“Ada dua pencegahan. Pencegahan primernya dengan vaksinasi, pencegahan sekundernya itu dengan skrining deteksi dini. Deteksi dini bisa dengan pap smear atau bisa juga dengan pemeriksaan IVA,” kata Junita dalam webinar “HUT 103 RSCM” yang diikuti di Jakarta, Jumat.
Dia mengatakan seseorang yang sudah melakukan vaksinasi HPV bukan berarti tidak memerlukan skrining berupa pemeriksaan pap smear, inspeksi visual asetat (IVA), maupun DNA HPV. Skrining tetap dibutuhkan bahkan pada perempuan yang sudah vaksinasi untuk memastikan dirinya tidak terinfeksi virus HPV jenis lain yang belum tersedia dalam vaksin.
Junita menjelaskan vaksin HPV yang ada saat ini yaitu vaksin HPV bivalen yang bisa mencegah infeksi virus HPV tipe 16 dan 18 serta vaksin HPV kuadrivalen untuk mencegah infeksi HPV tipe 6, 11, 16, dan 18. Dia mengatakan bahwa virus HPV yang agresif memang berupa tipe 16 dan 18, meski begitu bukan berarti tipe lainnya tidak berisiko.
Baca juga: Kemenkes: Vaksin HPV resiliensi cegah kanker serviks sejak dini
“Ada 16 sisanya yang high risk yang tidak ada di dalam vaksin itu. Artinya apa? Jadi untuk 16 dan 18 saja dia bisa melindungi kan ada cross protection dari yang tipe 31 dan 45, itu sampai 85 persen terlindungi. Ada 15 persennya dari 14 tipe lainnya yang belum ada divaksin. Jadi ada mungkin terpapar 15 persen kalau misalnya nanti tidak pap smear, nah itu kan bisa jadi kanker serviks,” kata Junita.
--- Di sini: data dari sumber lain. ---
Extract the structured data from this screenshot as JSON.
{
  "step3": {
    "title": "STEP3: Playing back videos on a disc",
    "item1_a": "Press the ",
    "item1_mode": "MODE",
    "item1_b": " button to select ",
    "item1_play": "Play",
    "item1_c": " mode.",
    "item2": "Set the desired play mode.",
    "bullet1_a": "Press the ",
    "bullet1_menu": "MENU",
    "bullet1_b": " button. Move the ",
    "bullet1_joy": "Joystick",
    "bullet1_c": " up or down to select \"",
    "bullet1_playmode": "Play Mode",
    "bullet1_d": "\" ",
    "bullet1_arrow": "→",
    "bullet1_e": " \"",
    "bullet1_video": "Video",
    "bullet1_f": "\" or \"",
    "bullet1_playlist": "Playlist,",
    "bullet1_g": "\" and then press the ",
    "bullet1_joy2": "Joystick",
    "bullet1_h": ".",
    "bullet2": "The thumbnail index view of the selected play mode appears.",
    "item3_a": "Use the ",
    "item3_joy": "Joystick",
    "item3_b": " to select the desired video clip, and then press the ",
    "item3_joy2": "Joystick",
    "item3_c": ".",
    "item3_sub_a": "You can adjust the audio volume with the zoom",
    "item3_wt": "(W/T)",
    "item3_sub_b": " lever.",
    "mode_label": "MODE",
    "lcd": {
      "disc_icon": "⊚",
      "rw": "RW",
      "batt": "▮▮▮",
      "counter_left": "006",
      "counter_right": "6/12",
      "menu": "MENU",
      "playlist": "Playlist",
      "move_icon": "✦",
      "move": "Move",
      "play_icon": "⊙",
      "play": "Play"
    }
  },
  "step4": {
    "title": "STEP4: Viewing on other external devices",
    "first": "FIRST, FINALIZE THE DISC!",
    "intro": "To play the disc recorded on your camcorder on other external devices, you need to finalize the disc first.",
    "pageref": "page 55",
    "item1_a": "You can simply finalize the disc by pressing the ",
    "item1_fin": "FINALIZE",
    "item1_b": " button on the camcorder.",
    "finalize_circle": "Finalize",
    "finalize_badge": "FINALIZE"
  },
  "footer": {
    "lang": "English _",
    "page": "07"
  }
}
Dia menjelaskan vaksinasi HPV dapat dilakukan mulai dari usia anak berumur 9 tahun. Anak berusia 9-13 tahun hanya memerlukan dua kali suntikan dengan jarak dari suntikan pertama sekitar 6-12 bulan. Sementara anak atau perempuan di atas 14 tahun memerlukan tiga kali vaksinasi dengan jarak antarsuntikan bergantung pada jenis vaksin yang digunakan.
Anak-anak dan perempuan yang belum kontak seksual dianjurkan untuk dilakukan vaksinasi terlebih dahulu dan tidak perlu melakukan tes skrining. Namun bagi perempuan yang belum vaksinasi dan sudah melakukan kontak seksual, disarankan untuk dilakukan skrining terlebih dahulu saat tiga tahun setelah kontak seksual.
Baca juga: Deteksi dini kanker serviks penting karena infeksi rahim tak bergejala
“Untuk yang belum menikah atau belum kontak seksual, tidak perlu di-pap smear. Vaksin langsung, apalagi anak-anak. Tapi kalau untuk yang sudah menikah, tujuannya apa sih kalau di-pap smear dulu? Tujuannya untuk tahu saat itu kondisi serviksnya bagaimana (apakah sudah ada kanker atau belum),” kata Junita.
Dia juga mengingatkan bahwa pemeriksaan IVA maupun pap smear seharusnya dilakukan secara berulang selang tiga tahun sekali sampai usia 65 tahun dan tidak berhenti pada usia menopause.
Namun apabila pernah ditemukan hasil yang tidak normal pada pemeriksaan IVA atau pap smear dalam tiga tahun terakhir sebelum usia 65 tahun, maka pemeriksaan tersebut dapat dilanjutkan sampai 70 tahun.
Baca juga: Jangan takut deteksi dini kanker serviks, pap smear tidak menyakitkan
“Jadi jangan berhenti di usia menopause. Kebanyakan wanita tidak mengeri, ‘Saya sudah menopause saya tidak perlu (skrining)’. Padahal justru di usia-usia itu, di umur-umur 50-an atau 45-55 tahun itu puncak dari kanker serviks. Jadi di situ lebih dilihat, harus tetap dilakukan sampai umur 65 tahun,” kata Junita.